Allianz Cornhill says impact of storms could slow softening in home market

Home insurance rates could rise following the deadly storms that tore across the UK, wreaking havoc last week, Allianz Cornhill has predicted.

The storm is expected to cost insurers hundreds of millions of pounds in claims, and the insurer says its impact could slow the decline in rates in the household sector.

Steven Ward, household manager of personal lines, Allianz Cornhill, said: "The rates in the market have been softening over the last 18 months to two years because of the lack of significant claims events. I think insurers who have adopted a more gung-ho approach on pricing may be feeling more exposure as a result of the recent event.

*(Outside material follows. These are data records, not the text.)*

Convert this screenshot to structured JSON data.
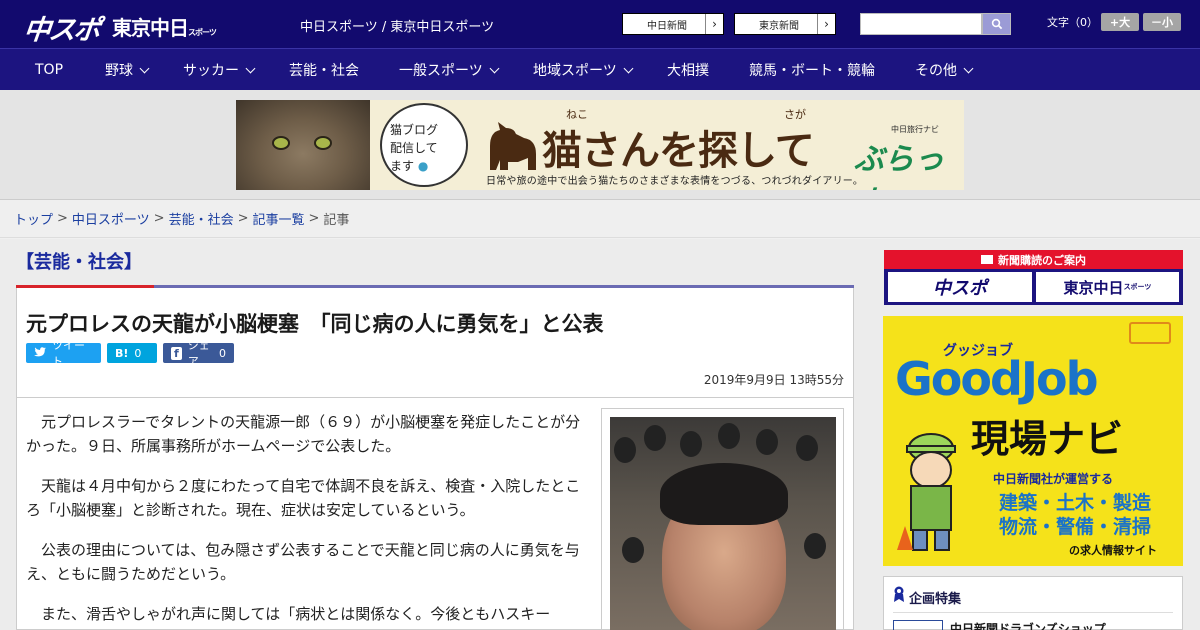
{
  "header": {
    "logo_chuspo": "中スポ",
    "logo_tokyo": "東京中日",
    "logo_tokyo_suffix": "スポーツ",
    "site_title": "中日スポーツ / 東京中日スポーツ",
    "paper_links": [
      "中日新聞",
      "東京新聞"
    ],
    "search": {
      "value": "",
      "placeholder": ""
    },
    "font_size_label": "文字（0）",
    "font_bigger": "+大",
    "font_smaller": "－小"
  },
  "nav": {
    "items": [
      {
        "label": "TOP",
        "has_menu": false
      },
      {
        "label": "野球",
        "has_menu": true
      },
      {
        "label": "サッカー",
        "has_menu": true
      },
      {
        "label": "芸能・社会",
        "has_menu": false
      },
      {
        "label": "一般スポーツ",
        "has_menu": true
      },
      {
        "label": "地域スポーツ",
        "has_menu": true
      },
      {
        "label": "大相撲",
        "has_menu": false
      },
      {
        "label": "競馬・ボート・競輪",
        "has_menu": false
      },
      {
        "label": "その他",
        "has_menu": true
      }
    ]
  },
  "ad": {
    "speech": [
      "猫ブログ",
      "配信して",
      "ます"
    ],
    "title": "猫さんを探して",
    "ruby_neko": "ねこ",
    "ruby_saga": "さが",
    "brand_small": "中日旅行ナビ",
    "brand": "ぶらっ人",
    "subtitle": "日常や旅の途中で出会う猫たちのさまざまな表情をつづる、つれづれダイアリー。"
  },
  "breadcrumb": {
    "items": [
      "トップ",
      "中日スポーツ",
      "芸能・社会",
      "記事一覧",
      "記事"
    ],
    "separator": ">"
  },
  "article": {
    "category": "【芸能・社会】",
    "title": "元プロレスの天龍が小脳梗塞　「同じ病の人に勇気を」と公表",
    "share": {
      "tweet": "ツイート",
      "hatena_icon": "B!",
      "hatena_count": "0",
      "facebook_icon": "f",
      "facebook_label": "シェア",
      "facebook_count": "0"
    },
    "date": "2019年9月9日 13時55分",
    "paragraphs": [
      "元プロレスラーでタレントの天龍源一郎（６９）が小脳梗塞を発症したことが分かった。９日、所属事務所がホームページで公表した。",
      "天龍は４月中旬から２度にわたって自宅で体調不良を訴え、検査・入院したところ「小脳梗塞」と診断された。現在、症状は安定しているという。",
      "公表の理由については、包み隠さず公表することで天龍と同じ病の人に勇気を与え、ともに闘うためだという。",
      "また、滑舌やしゃがれ声に関しては「病状とは関係なく。今後ともハスキー"
    ]
  },
  "sidebar": {
    "subscription_head": "新聞購読のご案内",
    "subscription_items": [
      "中スポ",
      "東京中日"
    ],
    "subscription_suffix": "スポーツ",
    "goodjob": {
      "small": "グッジョブ",
      "big": "GoodJob",
      "navi": "現場ナビ",
      "line1": "中日新聞社が運営する",
      "line2": "建築・土木・製造",
      "line3": "物流・警備・清掃",
      "line4": "の求人情報サイト"
    },
    "feature_title": "企画特集",
    "feature_item": "中日新聞ドラゴンズショップ"
  },
  "colors": {
    "header_bg": "#120a6e",
    "nav_bg": "#1c1480",
    "accent_red": "#d8232a",
    "twitter": "#1da1f2",
    "hatena": "#00a4de",
    "facebook": "#3b5998",
    "goodjob_yellow": "#f5e21a"
  }
}
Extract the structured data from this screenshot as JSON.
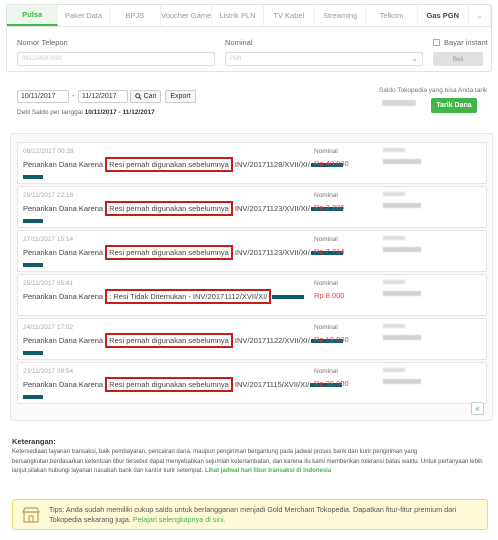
{
  "tabs": [
    {
      "label": "Pulsa",
      "active": true
    },
    {
      "label": "Paket Data"
    },
    {
      "label": "BPJS"
    },
    {
      "label": "Voucher Game"
    },
    {
      "label": "Listrik PLN"
    },
    {
      "label": "TV Kabel"
    },
    {
      "label": "Streaming"
    },
    {
      "label": "Telkom"
    },
    {
      "label": "Gas PGN"
    }
  ],
  "more_icon": "chevron-down-icon",
  "form": {
    "phone_label": "Nomor Telepon",
    "phone_placeholder": "081234567890",
    "nominal_label": "Nominal",
    "nominal_placeholder": "Pilih",
    "instant_label": "Bayar instant",
    "buy_label": "Beli"
  },
  "filter": {
    "start_date": "10/11/2017",
    "separator": "-",
    "end_date": "11/12/2017",
    "search_label": "Cari",
    "export_label": "Export",
    "detail_prefix": "Detil Saldo per tanggal",
    "detail_range": "10/11/2017 - 11/12/2017"
  },
  "saldo": {
    "label": "Saldo Tokopedia yang bisa Anda tarik",
    "withdraw_label": "Tarik Dana"
  },
  "transactions": [
    {
      "date": "08/12/2017 00:28",
      "prefix": "Penarikan Dana Karena",
      "reason": "Resi pernah digunakan sebelumnya",
      "invoice": "INV/20171128/XVII/XI/",
      "nominal_label": "Nominal",
      "amount": "Rp 40.000"
    },
    {
      "date": "28/11/2017 22:18",
      "prefix": "Penarikan Dana Karena",
      "reason": "Resi pernah digunakan sebelumnya",
      "invoice": "INV/20171123/XVII/XI/",
      "nominal_label": "Nominal",
      "amount": "Rp 2.286"
    },
    {
      "date": "27/11/2017 15:14",
      "prefix": "Penarikan Dana Karena",
      "reason": "Resi pernah digunakan sebelumnya",
      "invoice": "INV/20171123/XVII/XI/",
      "nominal_label": "Nominal",
      "amount": "Rp 7.714"
    },
    {
      "date": "25/11/2017 05:41",
      "prefix": "Penarikan Dana Karena",
      "reason": ": Resi Tidak Ditemukan - INV/20171112/XVII/XI/",
      "invoice": "",
      "nominal_label": "Nominal",
      "amount": "Rp 8.000"
    },
    {
      "date": "24/11/2017 17:02",
      "prefix": "Penarikan Dana Karena",
      "reason": "Resi pernah digunakan sebelumnya",
      "invoice": "INV/20171122/XVII/XI/",
      "nominal_label": "Nominal",
      "amount": "Rp 19.000"
    },
    {
      "date": "23/11/2017 09:54",
      "prefix": "Penarikan Dana Karena",
      "reason": "Resi pernah digunakan sebelumnya",
      "invoice": "INV/20171115/XVII/XI/",
      "nominal_label": "Nominal",
      "amount": "Rp 39.000"
    }
  ],
  "pager_label": "«",
  "keterangan": {
    "title": "Keterangan:",
    "body": "Ketersediaan layanan transaksi, baik pembayaran, pencairan dana, maupun pengiriman bergantung pada jadwal proses bank dan kurir pengiriman yang bersangkutan,berdasarkan ketentuan libur tersebut dapat menyebabkan sejumlah keterlambatan, dan karena itu kami memberikan toleransi batas waktu. Untuk pertanyaan lebih lanjut,silakan hubungi layanan nasabah bank dan kantor kurir setempat.",
    "link": "Lihat jadwal hari libur transaksi di Indonesia"
  },
  "tips": {
    "text": "Tips: Anda sudah memiliki cukup saldo untuk berlangganan menjadi Gold Merchant Tokopedia. Dapatkan fitur-fitur premium dari Tokopedia sekarang juga.",
    "link": "Pelajari selengkapnya di sini.",
    "icon": "store-icon"
  },
  "colors": {
    "accent": "#42b549",
    "amount": "#e0403a",
    "highlight": "#c81d1d",
    "redaction": "#0d5c6b"
  }
}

"My feeling is it will bring some sanity to the market and people will need to think about the adequacy of their premiums [rates]. The hope is we won't see more softening in the short term."

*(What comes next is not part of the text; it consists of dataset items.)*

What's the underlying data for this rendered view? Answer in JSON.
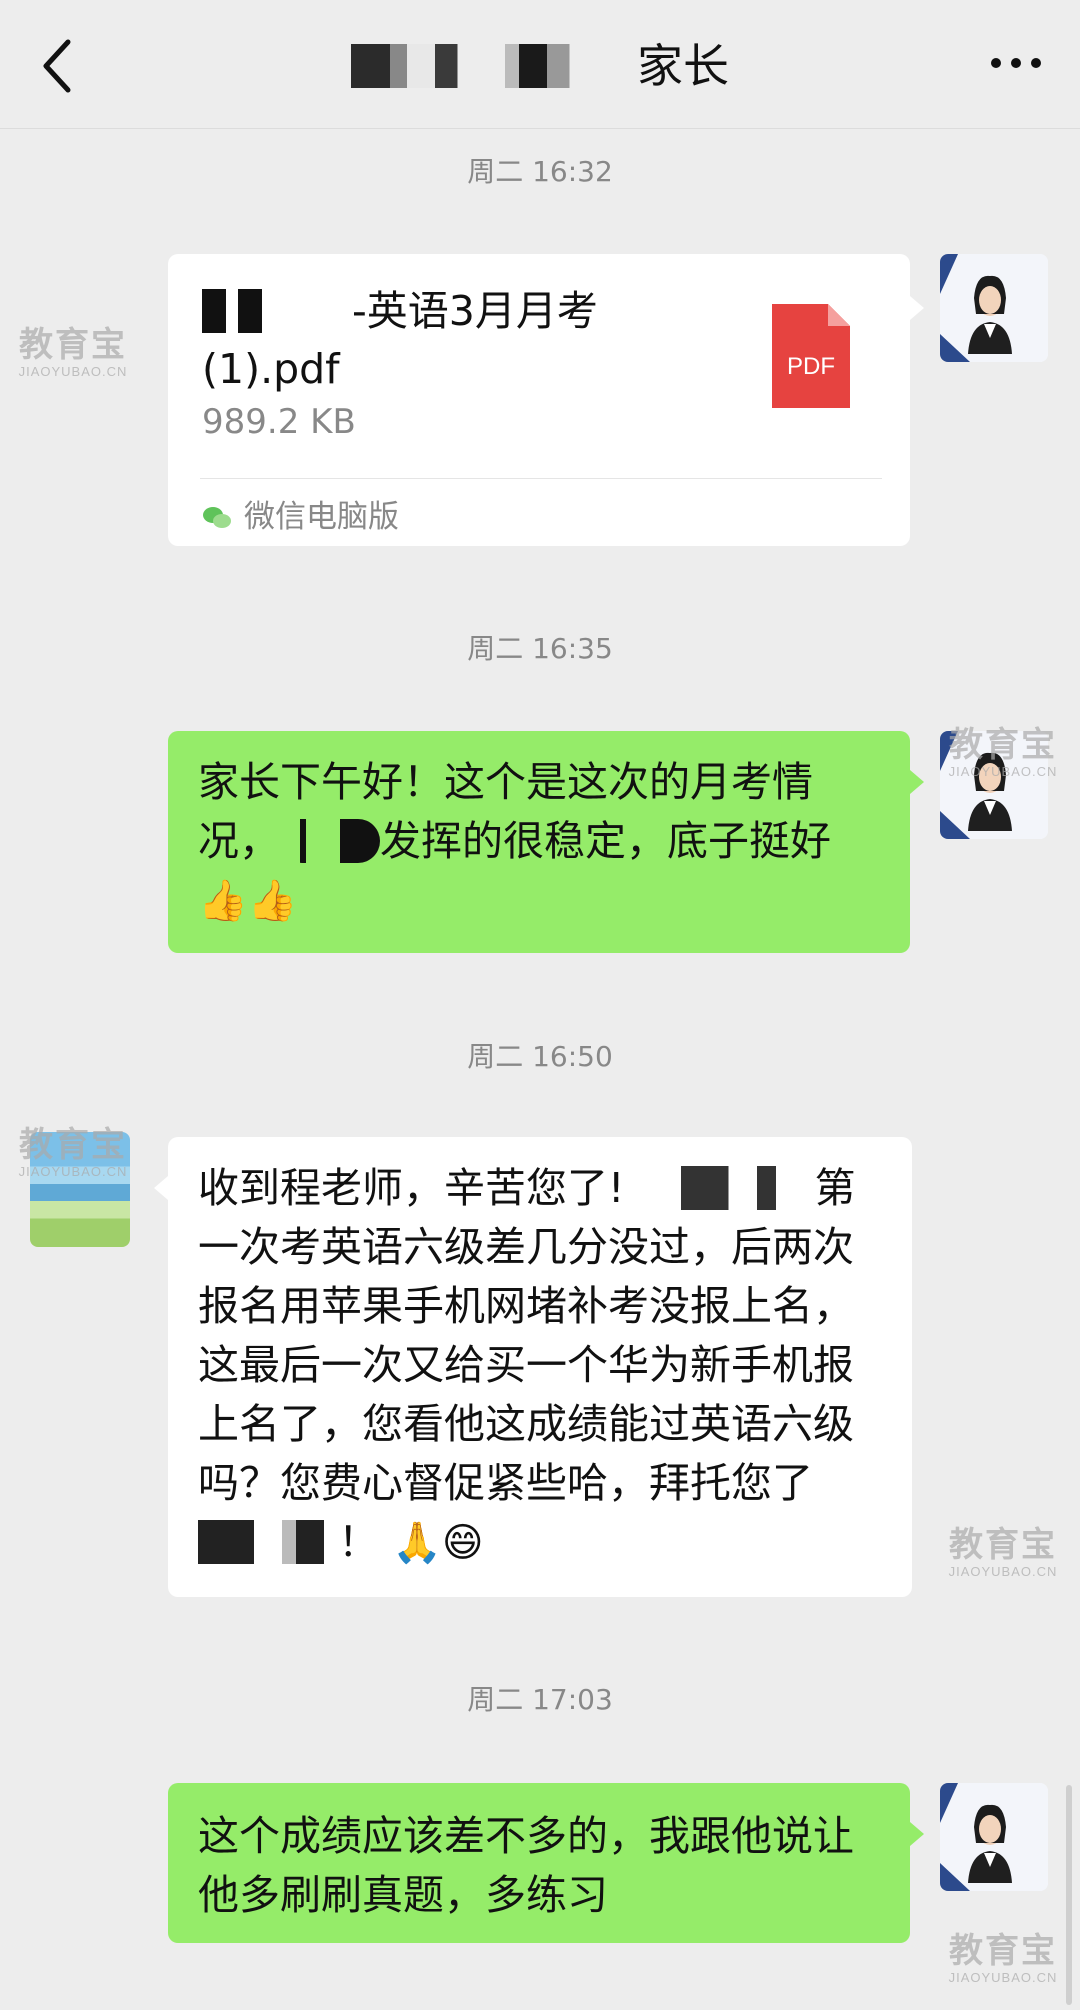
{
  "header": {
    "title": "家长",
    "back_icon": "chevron-left-icon",
    "more_icon": "more-dots-icon"
  },
  "messages": [
    {
      "type": "time",
      "text": "周二 16:32"
    },
    {
      "type": "file",
      "sender": "teacher",
      "file_name": "-英语3月月考(1).pdf",
      "file_size": "989.2 KB",
      "file_icon_label": "PDF",
      "source": "微信电脑版"
    },
    {
      "type": "time",
      "text": "周二 16:35"
    },
    {
      "type": "text",
      "sender": "teacher",
      "part1": "家长下午好！这个是这次的月考情况，",
      "part2": "发挥的很稳定，底子挺好",
      "emoji": "👍👍"
    },
    {
      "type": "time",
      "text": "周二 16:50"
    },
    {
      "type": "text",
      "sender": "parent",
      "part1": "收到程老师，辛苦您了!",
      "part2": "第一次考英语六级差几分没过，后两次报名用苹果手机网堵补考没报上名，这最后一次又给买一个华为新手机报上名了，您看他这成绩能过英语六级吗？您费心督促紧些哈，拜托您了",
      "part3": "！",
      "emoji": "🙏😄"
    },
    {
      "type": "time",
      "text": "周二 17:03"
    },
    {
      "type": "text",
      "sender": "teacher",
      "part1": "这个成绩应该差不多的，我跟他说让他多刷刷真题，多练习"
    }
  ],
  "watermark": {
    "big": "教育宝",
    "small": "JIAOYUBAO.CN"
  },
  "colors": {
    "background": "#ededed",
    "green_bubble": "#95ec69",
    "white_bubble": "#ffffff",
    "pdf_red": "#e64340",
    "time_text": "#888888"
  }
}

Over the last three years insurers have paid out on average £600m a year to policyholders hit by storms, according to the ABI.

Analysts at Numis Insurance said the damage in the UK would appear to be considerably less than that caused by the stronger storm of 1987, which cost the insurance industry £2.51bn.

It added that if the latest predicted costs were correct, it would expect insurers' budgets set out at the beginning of the year to be more than adequate to absorb the losses from the storm.

But it warned there would be less cover remaining for further catastrophes during the rest of the year.

Last year, professional services firm Deloitte predicted the UK household insurance market would become less profitable due to rising subsidence and claims theft. It said the market's combined operating ratio (COR) for 2006 would be 97%, compared to 94% in 2005.